Fortunately, however, not everywhere. In fact, the screams of bloody murder are resounding throughout the globe. One of the first ironies (but undoubtedly far from the last) in this most recent attack on common decency by our current administration is that the person who has been delegated with leading the inquiry into the most heinous case of international terrorism (at least of the non-state variety) in our lifetime has judicial warrants for complicity in thousands upon thousands of acts of terror (of the state variety) waiting for him in several Western countries – which he has lately been avoiding like the plague. Only recently, a lawsuit against him was dismissed in Belgium; even more recently, however, a new lawsuit against him was filed in Greece. The last time Mr. Kissinger visited France, he had to be whisked out of the country through the direct intervention of Mr. Bush to avoid being hauled into a French court. As for outstanding warrants in countries such as Chile and Argentina, the reader can imagine that they are ongoing and unquashable. So, Mr.
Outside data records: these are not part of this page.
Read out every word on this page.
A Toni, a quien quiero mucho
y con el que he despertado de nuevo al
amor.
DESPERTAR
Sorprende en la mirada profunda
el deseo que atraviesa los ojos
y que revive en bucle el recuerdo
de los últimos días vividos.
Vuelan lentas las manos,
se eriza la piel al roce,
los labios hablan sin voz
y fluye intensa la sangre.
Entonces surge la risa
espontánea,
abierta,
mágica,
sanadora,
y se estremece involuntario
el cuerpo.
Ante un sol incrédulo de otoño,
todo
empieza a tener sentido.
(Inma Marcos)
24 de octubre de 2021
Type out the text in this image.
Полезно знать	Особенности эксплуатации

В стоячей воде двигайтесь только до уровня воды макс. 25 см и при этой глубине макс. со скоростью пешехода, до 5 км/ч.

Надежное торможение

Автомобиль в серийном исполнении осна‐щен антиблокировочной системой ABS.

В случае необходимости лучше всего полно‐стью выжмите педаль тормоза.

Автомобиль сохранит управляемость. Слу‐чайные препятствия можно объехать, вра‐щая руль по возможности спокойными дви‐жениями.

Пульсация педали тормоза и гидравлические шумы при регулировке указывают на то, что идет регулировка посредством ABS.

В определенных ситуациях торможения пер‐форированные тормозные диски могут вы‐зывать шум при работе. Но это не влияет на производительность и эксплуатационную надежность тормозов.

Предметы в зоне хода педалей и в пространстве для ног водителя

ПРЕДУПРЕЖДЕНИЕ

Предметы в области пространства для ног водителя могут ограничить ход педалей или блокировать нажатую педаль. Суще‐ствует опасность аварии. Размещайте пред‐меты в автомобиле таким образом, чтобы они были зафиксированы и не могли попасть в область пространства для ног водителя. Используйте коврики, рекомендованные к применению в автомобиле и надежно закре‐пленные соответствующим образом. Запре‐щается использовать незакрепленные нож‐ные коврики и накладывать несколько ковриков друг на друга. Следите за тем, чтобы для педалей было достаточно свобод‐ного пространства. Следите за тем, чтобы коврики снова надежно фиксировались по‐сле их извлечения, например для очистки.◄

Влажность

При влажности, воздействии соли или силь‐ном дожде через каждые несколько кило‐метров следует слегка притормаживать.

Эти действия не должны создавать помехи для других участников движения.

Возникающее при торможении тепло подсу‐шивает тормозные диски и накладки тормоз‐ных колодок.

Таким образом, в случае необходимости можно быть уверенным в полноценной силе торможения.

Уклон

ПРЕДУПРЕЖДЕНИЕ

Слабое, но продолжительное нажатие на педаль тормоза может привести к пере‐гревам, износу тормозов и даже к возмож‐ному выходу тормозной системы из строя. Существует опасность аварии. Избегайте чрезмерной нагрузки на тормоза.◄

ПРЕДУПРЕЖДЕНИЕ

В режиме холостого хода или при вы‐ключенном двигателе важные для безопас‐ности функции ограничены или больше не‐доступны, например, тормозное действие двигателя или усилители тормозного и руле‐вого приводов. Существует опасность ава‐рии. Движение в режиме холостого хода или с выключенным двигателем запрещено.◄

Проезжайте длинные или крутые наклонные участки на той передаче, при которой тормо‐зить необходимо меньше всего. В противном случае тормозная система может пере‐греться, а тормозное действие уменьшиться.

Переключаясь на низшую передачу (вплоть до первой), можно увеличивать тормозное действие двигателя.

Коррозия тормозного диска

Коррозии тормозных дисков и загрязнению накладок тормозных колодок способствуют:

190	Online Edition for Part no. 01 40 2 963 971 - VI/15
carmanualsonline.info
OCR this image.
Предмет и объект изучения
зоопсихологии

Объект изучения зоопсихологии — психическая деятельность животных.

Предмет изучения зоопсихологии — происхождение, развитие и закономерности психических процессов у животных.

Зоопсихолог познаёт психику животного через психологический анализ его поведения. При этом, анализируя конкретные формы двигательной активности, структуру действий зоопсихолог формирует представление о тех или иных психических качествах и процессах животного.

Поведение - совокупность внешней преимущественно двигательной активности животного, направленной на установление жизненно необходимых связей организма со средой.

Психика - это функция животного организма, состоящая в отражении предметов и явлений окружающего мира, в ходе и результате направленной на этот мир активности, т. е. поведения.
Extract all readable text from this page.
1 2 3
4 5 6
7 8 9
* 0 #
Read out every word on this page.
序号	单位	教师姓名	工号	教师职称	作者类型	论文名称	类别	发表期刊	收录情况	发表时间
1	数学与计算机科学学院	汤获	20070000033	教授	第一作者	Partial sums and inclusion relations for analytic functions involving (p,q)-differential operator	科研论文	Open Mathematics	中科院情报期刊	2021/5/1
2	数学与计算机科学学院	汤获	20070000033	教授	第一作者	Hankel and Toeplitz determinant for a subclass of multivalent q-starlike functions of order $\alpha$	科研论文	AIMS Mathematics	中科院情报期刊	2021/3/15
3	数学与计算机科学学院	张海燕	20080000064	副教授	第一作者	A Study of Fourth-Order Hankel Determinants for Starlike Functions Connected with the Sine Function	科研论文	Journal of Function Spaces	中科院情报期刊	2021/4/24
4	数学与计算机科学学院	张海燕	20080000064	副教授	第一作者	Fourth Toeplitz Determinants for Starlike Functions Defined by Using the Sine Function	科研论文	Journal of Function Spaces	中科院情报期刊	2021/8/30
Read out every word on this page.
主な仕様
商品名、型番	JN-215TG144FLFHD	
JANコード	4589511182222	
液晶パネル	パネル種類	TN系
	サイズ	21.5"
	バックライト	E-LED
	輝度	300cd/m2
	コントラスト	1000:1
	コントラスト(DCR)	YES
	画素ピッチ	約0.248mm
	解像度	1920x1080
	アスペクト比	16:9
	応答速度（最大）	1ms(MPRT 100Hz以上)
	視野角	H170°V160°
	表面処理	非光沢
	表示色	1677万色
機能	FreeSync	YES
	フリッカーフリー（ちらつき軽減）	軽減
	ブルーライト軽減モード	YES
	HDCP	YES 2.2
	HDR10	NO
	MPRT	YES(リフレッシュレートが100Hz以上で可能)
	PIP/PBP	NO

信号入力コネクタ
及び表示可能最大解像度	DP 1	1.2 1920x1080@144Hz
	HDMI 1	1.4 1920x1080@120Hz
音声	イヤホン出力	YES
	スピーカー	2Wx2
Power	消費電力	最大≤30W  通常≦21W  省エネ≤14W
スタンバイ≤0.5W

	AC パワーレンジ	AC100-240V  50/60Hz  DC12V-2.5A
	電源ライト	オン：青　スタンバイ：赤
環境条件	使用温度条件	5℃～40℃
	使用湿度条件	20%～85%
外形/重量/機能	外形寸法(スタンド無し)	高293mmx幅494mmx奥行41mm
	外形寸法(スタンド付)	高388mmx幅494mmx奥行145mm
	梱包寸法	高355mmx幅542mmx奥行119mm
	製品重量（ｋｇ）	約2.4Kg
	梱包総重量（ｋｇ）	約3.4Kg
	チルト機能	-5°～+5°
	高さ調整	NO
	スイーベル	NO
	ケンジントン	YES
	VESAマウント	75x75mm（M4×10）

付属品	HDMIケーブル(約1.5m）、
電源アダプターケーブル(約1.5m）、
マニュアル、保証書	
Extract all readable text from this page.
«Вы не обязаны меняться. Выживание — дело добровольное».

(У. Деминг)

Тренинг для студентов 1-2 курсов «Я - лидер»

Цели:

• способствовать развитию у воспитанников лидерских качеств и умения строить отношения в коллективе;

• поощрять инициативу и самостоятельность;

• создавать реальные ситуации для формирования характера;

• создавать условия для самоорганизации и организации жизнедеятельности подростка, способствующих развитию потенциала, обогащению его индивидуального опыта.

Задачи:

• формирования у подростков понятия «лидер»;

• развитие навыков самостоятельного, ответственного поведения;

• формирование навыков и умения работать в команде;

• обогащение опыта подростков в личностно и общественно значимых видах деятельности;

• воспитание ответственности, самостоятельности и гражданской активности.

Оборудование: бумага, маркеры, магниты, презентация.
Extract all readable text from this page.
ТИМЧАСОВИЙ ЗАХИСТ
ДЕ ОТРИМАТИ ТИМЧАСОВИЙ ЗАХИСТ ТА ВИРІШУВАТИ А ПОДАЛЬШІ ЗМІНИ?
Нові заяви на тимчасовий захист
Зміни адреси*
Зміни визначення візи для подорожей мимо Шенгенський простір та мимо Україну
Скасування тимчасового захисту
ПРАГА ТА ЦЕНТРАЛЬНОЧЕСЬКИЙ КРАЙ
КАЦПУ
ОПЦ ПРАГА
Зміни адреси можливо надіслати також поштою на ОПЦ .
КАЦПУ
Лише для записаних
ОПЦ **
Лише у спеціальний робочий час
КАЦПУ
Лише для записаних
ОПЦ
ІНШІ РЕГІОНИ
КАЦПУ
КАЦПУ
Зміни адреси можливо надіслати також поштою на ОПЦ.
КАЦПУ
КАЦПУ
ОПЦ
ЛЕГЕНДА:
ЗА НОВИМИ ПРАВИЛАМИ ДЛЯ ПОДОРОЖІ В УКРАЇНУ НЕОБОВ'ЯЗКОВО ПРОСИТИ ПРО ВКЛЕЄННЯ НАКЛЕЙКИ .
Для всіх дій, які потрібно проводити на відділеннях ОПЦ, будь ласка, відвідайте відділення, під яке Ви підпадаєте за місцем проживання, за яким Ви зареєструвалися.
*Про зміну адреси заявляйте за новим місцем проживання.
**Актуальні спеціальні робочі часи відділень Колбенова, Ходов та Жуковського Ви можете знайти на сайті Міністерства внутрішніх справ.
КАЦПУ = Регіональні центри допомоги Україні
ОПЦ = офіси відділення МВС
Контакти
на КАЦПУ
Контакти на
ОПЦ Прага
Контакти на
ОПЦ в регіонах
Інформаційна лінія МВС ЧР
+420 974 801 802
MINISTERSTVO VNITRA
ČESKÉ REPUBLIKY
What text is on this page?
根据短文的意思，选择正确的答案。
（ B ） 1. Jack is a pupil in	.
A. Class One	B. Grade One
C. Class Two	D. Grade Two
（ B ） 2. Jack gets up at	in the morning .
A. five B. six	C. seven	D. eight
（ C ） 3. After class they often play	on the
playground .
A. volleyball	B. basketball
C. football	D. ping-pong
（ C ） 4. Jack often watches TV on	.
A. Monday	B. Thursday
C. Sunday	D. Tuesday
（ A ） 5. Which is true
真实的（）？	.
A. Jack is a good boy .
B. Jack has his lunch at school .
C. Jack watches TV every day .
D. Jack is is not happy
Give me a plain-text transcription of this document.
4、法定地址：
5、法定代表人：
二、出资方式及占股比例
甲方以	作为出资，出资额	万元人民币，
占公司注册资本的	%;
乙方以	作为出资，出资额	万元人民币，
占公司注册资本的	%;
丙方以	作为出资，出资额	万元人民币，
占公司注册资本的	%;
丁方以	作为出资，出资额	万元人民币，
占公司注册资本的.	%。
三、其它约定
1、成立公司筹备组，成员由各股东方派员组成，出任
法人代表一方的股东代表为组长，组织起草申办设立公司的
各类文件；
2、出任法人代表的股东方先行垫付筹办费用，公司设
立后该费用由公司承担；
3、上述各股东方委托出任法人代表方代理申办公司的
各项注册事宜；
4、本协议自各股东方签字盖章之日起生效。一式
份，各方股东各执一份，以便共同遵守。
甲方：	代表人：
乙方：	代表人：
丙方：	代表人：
Bush has now created the unedifying (in truth, grotesque) spectacle of the entire world following for the next many months America’s singular scrutiny of the worst terrorist crime on its shores being led by a man many people believe to be responsible for some of the worst acts of terror perpetrated by America in their countries.

One last point: This commission is legally mandated to examine mal-, mis-, and nonfeasance in government – and yet, it is now being led by the man who served as national security advisor and secretary of state to the only president of the United States who was forced to resign his office because of mal-, mis-, and nonfeasance committed by him against the people, government, and, of course, constitution of the United States, which, in the latter instance, he swore “to the best of my ability” to “preserve, protect and defend.” Any further comment would be superfluous – except for one, made by the slaveowner Thomas Jefferson about slavery in America: “I tremble for my country when I think that God is just.” Slavery was ultimately abolished in the United States – but God’s apparent justice has lately become a matter of great solace among our enemies.